La vice-gouverneure de la Banque d'Espagne, Soledad Núñez, a fait la différence ce mardi entre la situation financière de la population immigrée en général et celle à laquelle est confrontée la population en situation irrégulière, qui, comme elle l'a confirmé, souffre d'un problème bancaire puisque seulement une personne sur huit ouvre ce qu'on appelle des comptes de paiement de base (CPB).

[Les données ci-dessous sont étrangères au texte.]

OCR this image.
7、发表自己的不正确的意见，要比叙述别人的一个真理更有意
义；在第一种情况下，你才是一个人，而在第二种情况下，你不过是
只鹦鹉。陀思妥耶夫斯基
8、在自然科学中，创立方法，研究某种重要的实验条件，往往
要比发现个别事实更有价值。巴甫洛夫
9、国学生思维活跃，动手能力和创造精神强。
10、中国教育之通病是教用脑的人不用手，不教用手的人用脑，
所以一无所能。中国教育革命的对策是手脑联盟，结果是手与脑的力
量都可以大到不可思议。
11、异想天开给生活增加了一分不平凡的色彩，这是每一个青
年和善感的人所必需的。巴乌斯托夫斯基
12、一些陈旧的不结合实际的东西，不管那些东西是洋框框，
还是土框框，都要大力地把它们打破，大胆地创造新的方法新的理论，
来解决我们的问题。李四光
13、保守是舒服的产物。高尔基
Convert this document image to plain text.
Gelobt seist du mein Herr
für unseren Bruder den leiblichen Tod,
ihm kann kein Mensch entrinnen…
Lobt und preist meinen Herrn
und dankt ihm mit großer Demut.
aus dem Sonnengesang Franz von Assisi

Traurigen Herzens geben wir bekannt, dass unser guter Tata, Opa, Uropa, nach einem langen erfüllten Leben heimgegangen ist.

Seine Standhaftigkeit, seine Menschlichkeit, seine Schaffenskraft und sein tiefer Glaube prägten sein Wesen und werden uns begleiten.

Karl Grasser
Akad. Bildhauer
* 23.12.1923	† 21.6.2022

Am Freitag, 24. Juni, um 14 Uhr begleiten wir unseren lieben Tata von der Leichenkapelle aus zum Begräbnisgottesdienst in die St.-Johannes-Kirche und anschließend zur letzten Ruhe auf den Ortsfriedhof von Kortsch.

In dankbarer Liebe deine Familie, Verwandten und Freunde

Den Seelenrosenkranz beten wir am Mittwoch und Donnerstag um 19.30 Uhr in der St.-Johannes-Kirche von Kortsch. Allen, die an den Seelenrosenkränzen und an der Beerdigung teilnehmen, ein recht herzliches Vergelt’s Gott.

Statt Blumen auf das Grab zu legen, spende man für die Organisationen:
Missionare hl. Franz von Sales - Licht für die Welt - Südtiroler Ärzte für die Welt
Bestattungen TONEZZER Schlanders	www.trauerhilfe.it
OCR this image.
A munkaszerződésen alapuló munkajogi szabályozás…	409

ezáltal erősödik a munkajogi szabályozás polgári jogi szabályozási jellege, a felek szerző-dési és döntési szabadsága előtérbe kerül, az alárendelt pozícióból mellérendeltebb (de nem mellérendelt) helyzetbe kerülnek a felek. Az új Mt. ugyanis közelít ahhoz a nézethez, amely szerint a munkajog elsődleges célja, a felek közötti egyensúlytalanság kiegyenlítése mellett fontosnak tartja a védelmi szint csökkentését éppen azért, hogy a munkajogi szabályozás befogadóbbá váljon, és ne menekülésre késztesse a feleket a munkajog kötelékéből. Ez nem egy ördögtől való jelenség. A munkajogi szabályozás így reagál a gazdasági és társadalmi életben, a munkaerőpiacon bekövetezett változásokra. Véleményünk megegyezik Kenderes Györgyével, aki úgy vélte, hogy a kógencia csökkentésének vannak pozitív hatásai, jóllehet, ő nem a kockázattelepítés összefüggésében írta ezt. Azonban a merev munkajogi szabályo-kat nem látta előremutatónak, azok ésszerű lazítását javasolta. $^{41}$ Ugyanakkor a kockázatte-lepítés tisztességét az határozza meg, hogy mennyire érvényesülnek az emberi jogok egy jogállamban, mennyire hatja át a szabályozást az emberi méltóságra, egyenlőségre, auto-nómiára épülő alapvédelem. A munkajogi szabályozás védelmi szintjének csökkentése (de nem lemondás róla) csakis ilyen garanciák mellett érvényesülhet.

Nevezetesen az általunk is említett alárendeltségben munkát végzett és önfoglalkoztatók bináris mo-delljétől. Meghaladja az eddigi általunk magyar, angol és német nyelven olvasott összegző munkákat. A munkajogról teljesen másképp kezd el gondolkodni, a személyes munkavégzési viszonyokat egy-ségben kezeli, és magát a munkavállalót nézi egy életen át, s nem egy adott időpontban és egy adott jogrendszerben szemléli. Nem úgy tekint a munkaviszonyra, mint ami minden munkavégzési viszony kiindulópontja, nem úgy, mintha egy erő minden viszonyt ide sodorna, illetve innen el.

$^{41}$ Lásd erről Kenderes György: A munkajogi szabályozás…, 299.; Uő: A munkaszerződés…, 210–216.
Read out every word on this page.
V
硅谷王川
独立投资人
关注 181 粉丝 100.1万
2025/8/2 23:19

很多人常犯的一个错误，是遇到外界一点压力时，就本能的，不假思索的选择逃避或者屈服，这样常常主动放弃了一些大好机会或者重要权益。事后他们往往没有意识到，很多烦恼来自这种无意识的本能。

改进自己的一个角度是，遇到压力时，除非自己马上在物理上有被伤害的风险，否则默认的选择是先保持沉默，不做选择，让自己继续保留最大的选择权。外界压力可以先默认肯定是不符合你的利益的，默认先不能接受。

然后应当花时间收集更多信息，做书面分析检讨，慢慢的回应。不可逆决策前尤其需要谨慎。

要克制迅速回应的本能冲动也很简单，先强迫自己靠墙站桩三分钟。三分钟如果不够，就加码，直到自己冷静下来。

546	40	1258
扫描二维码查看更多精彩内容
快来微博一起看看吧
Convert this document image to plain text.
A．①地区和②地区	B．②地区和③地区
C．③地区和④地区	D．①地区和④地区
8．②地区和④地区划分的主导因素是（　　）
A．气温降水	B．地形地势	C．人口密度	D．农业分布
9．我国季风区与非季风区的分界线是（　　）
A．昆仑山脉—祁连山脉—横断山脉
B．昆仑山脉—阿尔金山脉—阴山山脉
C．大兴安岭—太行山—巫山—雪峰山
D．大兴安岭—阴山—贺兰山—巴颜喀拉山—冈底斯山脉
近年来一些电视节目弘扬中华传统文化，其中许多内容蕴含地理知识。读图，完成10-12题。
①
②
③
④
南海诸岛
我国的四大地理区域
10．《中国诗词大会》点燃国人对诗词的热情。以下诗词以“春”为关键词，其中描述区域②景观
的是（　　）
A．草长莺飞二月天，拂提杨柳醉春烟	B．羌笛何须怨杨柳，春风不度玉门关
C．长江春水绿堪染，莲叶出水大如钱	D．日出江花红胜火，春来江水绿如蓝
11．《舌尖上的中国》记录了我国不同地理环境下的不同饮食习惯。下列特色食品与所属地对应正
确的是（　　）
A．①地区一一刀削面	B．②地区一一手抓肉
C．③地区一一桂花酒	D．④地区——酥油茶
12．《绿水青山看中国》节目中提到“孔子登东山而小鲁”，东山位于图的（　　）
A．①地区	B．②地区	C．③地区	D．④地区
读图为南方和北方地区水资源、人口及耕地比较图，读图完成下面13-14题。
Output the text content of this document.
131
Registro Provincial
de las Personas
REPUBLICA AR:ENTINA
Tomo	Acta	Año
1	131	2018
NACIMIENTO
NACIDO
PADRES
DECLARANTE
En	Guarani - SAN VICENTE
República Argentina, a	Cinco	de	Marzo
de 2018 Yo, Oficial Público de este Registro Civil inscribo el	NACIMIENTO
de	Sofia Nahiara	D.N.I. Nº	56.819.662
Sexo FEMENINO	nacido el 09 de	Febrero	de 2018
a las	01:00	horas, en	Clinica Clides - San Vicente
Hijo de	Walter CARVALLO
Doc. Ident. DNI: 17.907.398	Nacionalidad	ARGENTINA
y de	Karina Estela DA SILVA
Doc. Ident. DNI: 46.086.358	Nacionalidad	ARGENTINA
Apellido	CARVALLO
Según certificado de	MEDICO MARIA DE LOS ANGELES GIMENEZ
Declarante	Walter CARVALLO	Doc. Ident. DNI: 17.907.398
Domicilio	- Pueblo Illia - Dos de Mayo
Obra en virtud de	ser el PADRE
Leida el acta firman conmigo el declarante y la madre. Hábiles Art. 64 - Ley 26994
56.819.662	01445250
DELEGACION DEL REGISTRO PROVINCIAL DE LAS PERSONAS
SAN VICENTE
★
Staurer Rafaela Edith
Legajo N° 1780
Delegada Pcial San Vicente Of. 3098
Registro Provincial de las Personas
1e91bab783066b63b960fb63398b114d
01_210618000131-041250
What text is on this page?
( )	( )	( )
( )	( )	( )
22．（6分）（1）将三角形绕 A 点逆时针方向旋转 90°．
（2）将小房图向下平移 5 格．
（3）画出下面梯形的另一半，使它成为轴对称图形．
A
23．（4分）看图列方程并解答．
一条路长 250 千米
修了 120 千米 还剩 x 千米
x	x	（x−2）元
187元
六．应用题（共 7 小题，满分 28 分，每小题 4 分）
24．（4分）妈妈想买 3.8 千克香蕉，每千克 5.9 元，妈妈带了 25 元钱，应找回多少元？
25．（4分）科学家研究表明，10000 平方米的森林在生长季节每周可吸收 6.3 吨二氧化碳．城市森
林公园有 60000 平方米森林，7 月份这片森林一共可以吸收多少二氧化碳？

Núñez a rappelé à cet égard que les comptes de paiement de base ont été conçus comme un instrument d'inclusion financière et a regretté qu'« ils n'atteignent pas l'objectif », après quoi il a évoqué plusieurs raisons comme le manque d'information, les limitations de l'offre et les exigences dérivées de la réglementation anti-blanchiment.

Soledad Núñez a estimé l'ouverture de comptes de paiement de base à environ 25.000 en moyenne annuelle, un chiffre « bien inférieur » au flux d'immigrés en situation irrégulière, qui se situe entre 614.000 et 838.000 personnes, et qui, selon sa prévision, pourrait augmenter après le processus extraordinaire de régularisation qui se termine le 30 juin.

C'est l'une des principales conclusions du Rapport sur l'inclusion financière 2025 préparé par la Banque d'Espagne, qui s'est spécifiquement concentré sur l'accessibilité des services bancaires pour la population immigrée.

Pour atténuer ce problème d'accès bancaire, le vice-gouverneur de la Banque d'Espagne a préconisé de renforcer l'éducation financière, de faciliter l'accès à ces comptes et de faire progresser l'adaptation des produits et des pratiques permettant aux entités de mieux gérer les risques réglementaires.

En outre, il a plaidé pour l'amélioration du cadre réglementaire, « une ligne dans laquelle est déjà inclus le projet de loi de l'Autorité de défense des clients financiers, qui intègre des mesures pour clarifier et faciliter l'accès », a-t-il rappelé.

Soledad Núñez a souligné que les compétences et les comportements financiers de la population immigrée « diffèrent peu » de ceux de la population née en Espagne et a précisé que les différences « se réduisent encore plus » lorsque l'on prend en compte les caractéristiques distinctives d'âge et de revenu des deux groupes.

Au total, le degré d'accès bancaire des immigrés atteint 93 pour cent, contre 99 pour cent de la population espagnole, et se distingue par leur plus grande utilisation des envois de fonds (18 pour cent, contre 1 pour cent des autochtones dans la population générale) et du soi-disant « crédit informel ».

Enfin, Núñez a également confirmé un plus grand rejet des demandes du marché du crédit, qui s'élève à 12,0 pour cent, contre 6,8 pour cent pour la population nationale.